There are a couple of problems with this generous analysis. First, the door seems to only swing one way.

When was the last time you saw American CEOs organize a public-pressure campaign to punish a state for moving its law in a more progressive direction? We’ve seen big institutions push back or punish state governments for Indiana on religious freedom, North Carolina’s “bathroom bill,” South Dakota on transgender sports, and now Georgia on its election-reform bill; a similar effort is in the works opposing a GOP-backed election- reform bill in Texas. If CEOs are becoming “a permanent political force, wielding awesome power,” they are a permanent culturally progressive political force, wielding awesome power for the Left.

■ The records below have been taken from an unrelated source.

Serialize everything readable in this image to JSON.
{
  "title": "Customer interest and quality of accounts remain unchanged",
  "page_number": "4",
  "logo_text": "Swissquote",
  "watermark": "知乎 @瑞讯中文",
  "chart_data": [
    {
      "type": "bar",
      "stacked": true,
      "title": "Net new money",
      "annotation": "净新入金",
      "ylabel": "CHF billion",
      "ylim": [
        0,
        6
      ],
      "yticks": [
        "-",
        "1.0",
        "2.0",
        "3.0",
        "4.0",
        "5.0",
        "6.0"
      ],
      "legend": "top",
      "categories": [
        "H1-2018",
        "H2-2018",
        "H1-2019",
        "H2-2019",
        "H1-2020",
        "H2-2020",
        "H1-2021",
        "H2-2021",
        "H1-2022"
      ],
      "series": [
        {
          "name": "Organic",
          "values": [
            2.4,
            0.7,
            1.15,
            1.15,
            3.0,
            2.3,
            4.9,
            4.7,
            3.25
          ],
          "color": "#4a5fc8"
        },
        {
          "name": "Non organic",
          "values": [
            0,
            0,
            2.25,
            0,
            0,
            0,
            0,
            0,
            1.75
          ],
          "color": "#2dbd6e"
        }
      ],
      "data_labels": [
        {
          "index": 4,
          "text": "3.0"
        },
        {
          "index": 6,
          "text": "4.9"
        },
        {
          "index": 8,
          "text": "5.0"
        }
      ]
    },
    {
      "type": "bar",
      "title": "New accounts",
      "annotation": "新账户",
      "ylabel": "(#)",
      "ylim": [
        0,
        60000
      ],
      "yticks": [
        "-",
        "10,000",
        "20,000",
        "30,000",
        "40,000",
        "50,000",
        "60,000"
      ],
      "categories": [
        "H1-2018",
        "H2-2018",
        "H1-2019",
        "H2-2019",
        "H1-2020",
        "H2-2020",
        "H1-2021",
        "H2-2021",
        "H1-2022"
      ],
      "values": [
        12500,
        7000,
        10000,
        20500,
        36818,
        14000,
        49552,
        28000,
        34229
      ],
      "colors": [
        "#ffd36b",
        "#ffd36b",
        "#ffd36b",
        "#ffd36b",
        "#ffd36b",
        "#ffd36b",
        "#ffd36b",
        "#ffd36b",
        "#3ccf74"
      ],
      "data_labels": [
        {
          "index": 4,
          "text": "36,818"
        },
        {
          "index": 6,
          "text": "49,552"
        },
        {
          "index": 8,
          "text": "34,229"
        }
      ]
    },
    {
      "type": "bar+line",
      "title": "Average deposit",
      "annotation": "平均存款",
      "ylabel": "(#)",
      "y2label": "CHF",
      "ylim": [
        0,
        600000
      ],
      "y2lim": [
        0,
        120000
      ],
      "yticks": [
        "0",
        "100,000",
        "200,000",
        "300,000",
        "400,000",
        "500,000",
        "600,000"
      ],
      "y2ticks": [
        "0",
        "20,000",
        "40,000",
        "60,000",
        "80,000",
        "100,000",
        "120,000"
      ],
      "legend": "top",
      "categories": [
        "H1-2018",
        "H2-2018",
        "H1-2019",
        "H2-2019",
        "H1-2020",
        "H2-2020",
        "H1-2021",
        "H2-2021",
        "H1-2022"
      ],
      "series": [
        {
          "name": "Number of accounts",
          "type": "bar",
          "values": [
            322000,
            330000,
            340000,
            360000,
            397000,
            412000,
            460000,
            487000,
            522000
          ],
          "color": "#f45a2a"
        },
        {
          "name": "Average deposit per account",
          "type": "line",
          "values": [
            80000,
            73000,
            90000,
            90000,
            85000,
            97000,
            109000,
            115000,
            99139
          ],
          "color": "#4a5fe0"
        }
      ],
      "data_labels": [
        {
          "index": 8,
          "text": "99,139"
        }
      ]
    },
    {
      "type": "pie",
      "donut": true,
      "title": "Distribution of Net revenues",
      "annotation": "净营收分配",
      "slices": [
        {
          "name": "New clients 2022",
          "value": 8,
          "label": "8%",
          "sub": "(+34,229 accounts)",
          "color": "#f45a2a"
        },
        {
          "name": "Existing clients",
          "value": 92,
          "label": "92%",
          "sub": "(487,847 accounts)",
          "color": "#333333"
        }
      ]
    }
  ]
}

Sure, large corporations generally oppose higher taxes — although they’re often better situated to take the hit than their smaller competitors — but we rarely see coalitions of businesses boasting of how they use their “voice, brand, and reach” to fight tax hikes and complicated red tape, or the constitutionally protected right to bear arms, or any of the priorities of Americans on the right side of the political spectrum.

Second, no one elected these CEOs to any public or government office. You can love or hate the laws listed above. But they were legally enacted through the procedures laid out under their respective state constitutions. Freely and fairly elected state legislators passed the legislation, and freely and fairly elected governors signed it into law. All of those public officials can be held accountable by voters in those states the following election. If there’s a compelling argument that those laws violate the U.S. Constitution, they can be struck down by the U.S. Supreme Court. Governments are accountable to the whole public in a way that corporations are not. The electorate as a whole doesn’t get much say in whether Mary Barra stays at GM or Chip Burgh stays at Levi Strauss.

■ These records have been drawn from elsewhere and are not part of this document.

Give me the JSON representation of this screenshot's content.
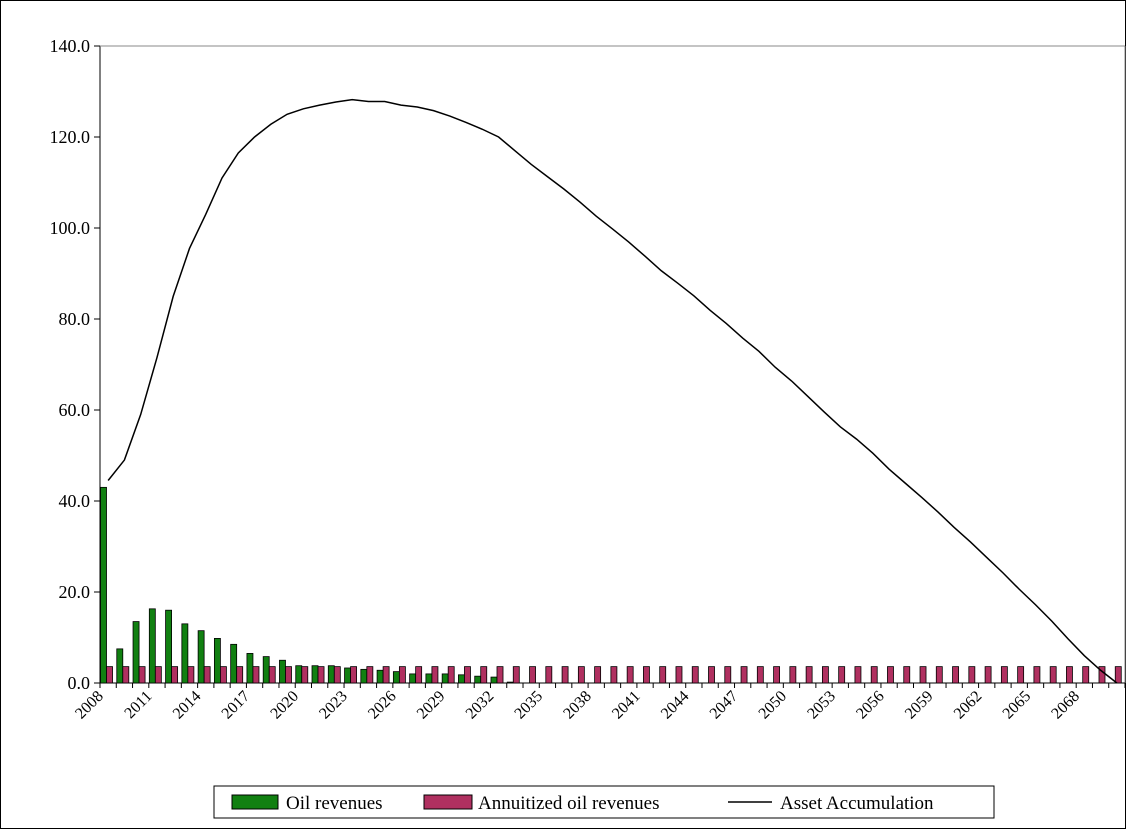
{
  "chart_data": {
    "type": "bar",
    "title": "",
    "xlabel": "",
    "ylabel": "",
    "ylim": [
      0,
      140
    ],
    "yticks": [
      "0.0",
      "20.0",
      "40.0",
      "60.0",
      "80.0",
      "100.0",
      "120.0",
      "140.0"
    ],
    "x_tick_labels": [
      "2008",
      "2011",
      "2014",
      "2017",
      "2020",
      "2023",
      "2026",
      "2029",
      "2032",
      "2035",
      "2038",
      "2041",
      "2044",
      "2047",
      "2050",
      "2053",
      "2056",
      "2059",
      "2062",
      "2065",
      "2068"
    ],
    "x_start": 2008,
    "x_end": 2070,
    "grid": false,
    "legend_position": "bottom",
    "series": [
      {
        "name": "Oil revenues",
        "kind": "bar",
        "color": "#118011",
        "values": [
          43.0,
          7.5,
          13.5,
          16.3,
          16.0,
          13.0,
          11.5,
          9.8,
          8.5,
          6.5,
          5.8,
          5.0,
          3.8,
          3.8,
          3.8,
          3.3,
          3.0,
          2.8,
          2.5,
          2.0,
          2.0,
          2.0,
          1.8,
          1.5,
          1.3,
          0.2,
          0,
          0,
          0,
          0,
          0,
          0,
          0,
          0,
          0,
          0,
          0,
          0,
          0,
          0,
          0,
          0,
          0,
          0,
          0,
          0,
          0,
          0,
          0,
          0,
          0,
          0,
          0,
          0,
          0,
          0,
          0,
          0,
          0,
          0,
          0,
          0,
          0
        ]
      },
      {
        "name": "Annuitized oil revenues",
        "kind": "bar",
        "color": "#b03060",
        "values": [
          3.6,
          3.6,
          3.6,
          3.6,
          3.6,
          3.6,
          3.6,
          3.6,
          3.6,
          3.6,
          3.6,
          3.6,
          3.6,
          3.6,
          3.6,
          3.6,
          3.6,
          3.6,
          3.6,
          3.6,
          3.6,
          3.6,
          3.6,
          3.6,
          3.6,
          3.6,
          3.6,
          3.6,
          3.6,
          3.6,
          3.6,
          3.6,
          3.6,
          3.6,
          3.6,
          3.6,
          3.6,
          3.6,
          3.6,
          3.6,
          3.6,
          3.6,
          3.6,
          3.6,
          3.6,
          3.6,
          3.6,
          3.6,
          3.6,
          3.6,
          3.6,
          3.6,
          3.6,
          3.6,
          3.6,
          3.6,
          3.6,
          3.6,
          3.6,
          3.6,
          3.6,
          3.6,
          3.6
        ]
      },
      {
        "name": "Asset Accumulation",
        "kind": "line",
        "color": "#000000",
        "values": [
          44.5,
          49.0,
          59.0,
          71.5,
          85.0,
          95.5,
          103.0,
          111.0,
          116.5,
          120.0,
          122.8,
          125.0,
          126.2,
          127.0,
          127.7,
          128.2,
          127.8,
          127.8,
          127.0,
          126.6,
          125.8,
          124.6,
          123.2,
          121.7,
          120.0,
          117.0,
          114.0,
          111.3,
          108.6,
          105.7,
          102.6,
          99.8,
          96.9,
          93.8,
          90.6,
          87.9,
          85.1,
          81.9,
          79.0,
          75.8,
          72.9,
          69.4,
          66.4,
          63.0,
          59.6,
          56.3,
          53.6,
          50.5,
          47.0,
          43.9,
          40.8,
          37.6,
          34.2,
          31.0,
          27.6,
          24.2,
          20.6,
          17.2,
          13.6,
          9.7,
          6.0,
          2.8,
          0.0
        ]
      }
    ]
  }
}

And it’s not like the American political world lacks opportunities for corporate executives to support particular candidates and causes – direct donations, political action committees, Super PACs, trade associations, and so on.

But American CEOs are never supposed to “hit the phase” of becoming “actual lawmakers and rule-shapers” or “become the fourth branch of government.” If you want to be a lawmaker in a state or in the country, earn that state power by running for office and winning the vote from your fellow citizens. Don’t exercise an off-the-books veto with behind-the-scenes pressure campaigns and threats.

Unlike elected legislators and state executive branch officials, corporate executives are not accountable to the state or country through regular elections. They’re accountable to their shareholders and boards of directors, but in many of the most high-profile cases, they’ve become de facto rulers of their companies. Jamie Dimon is not going to leave JP Morgan Chase until the day he feels like he’s done. Tim Cook is not involuntarily leaving Apple unless he runs the company into a cataclysmic disaster.

That’s a fine system for running Apple or any other big corporation. But in a constitutional republic, the chief executive of a big company gets the same single vote that every other individual does. The vast majority of CEOs who signed the Civic Alliance statement against the Georgia elections law do not live in Georgia or work in Georgia, and their companies’ presence in Georgia varies greatly. Why should Georgia state legislators prioritize the views of the chief executives of Tofurky, Patagonia, Lyft, and Etsy over voters in their district?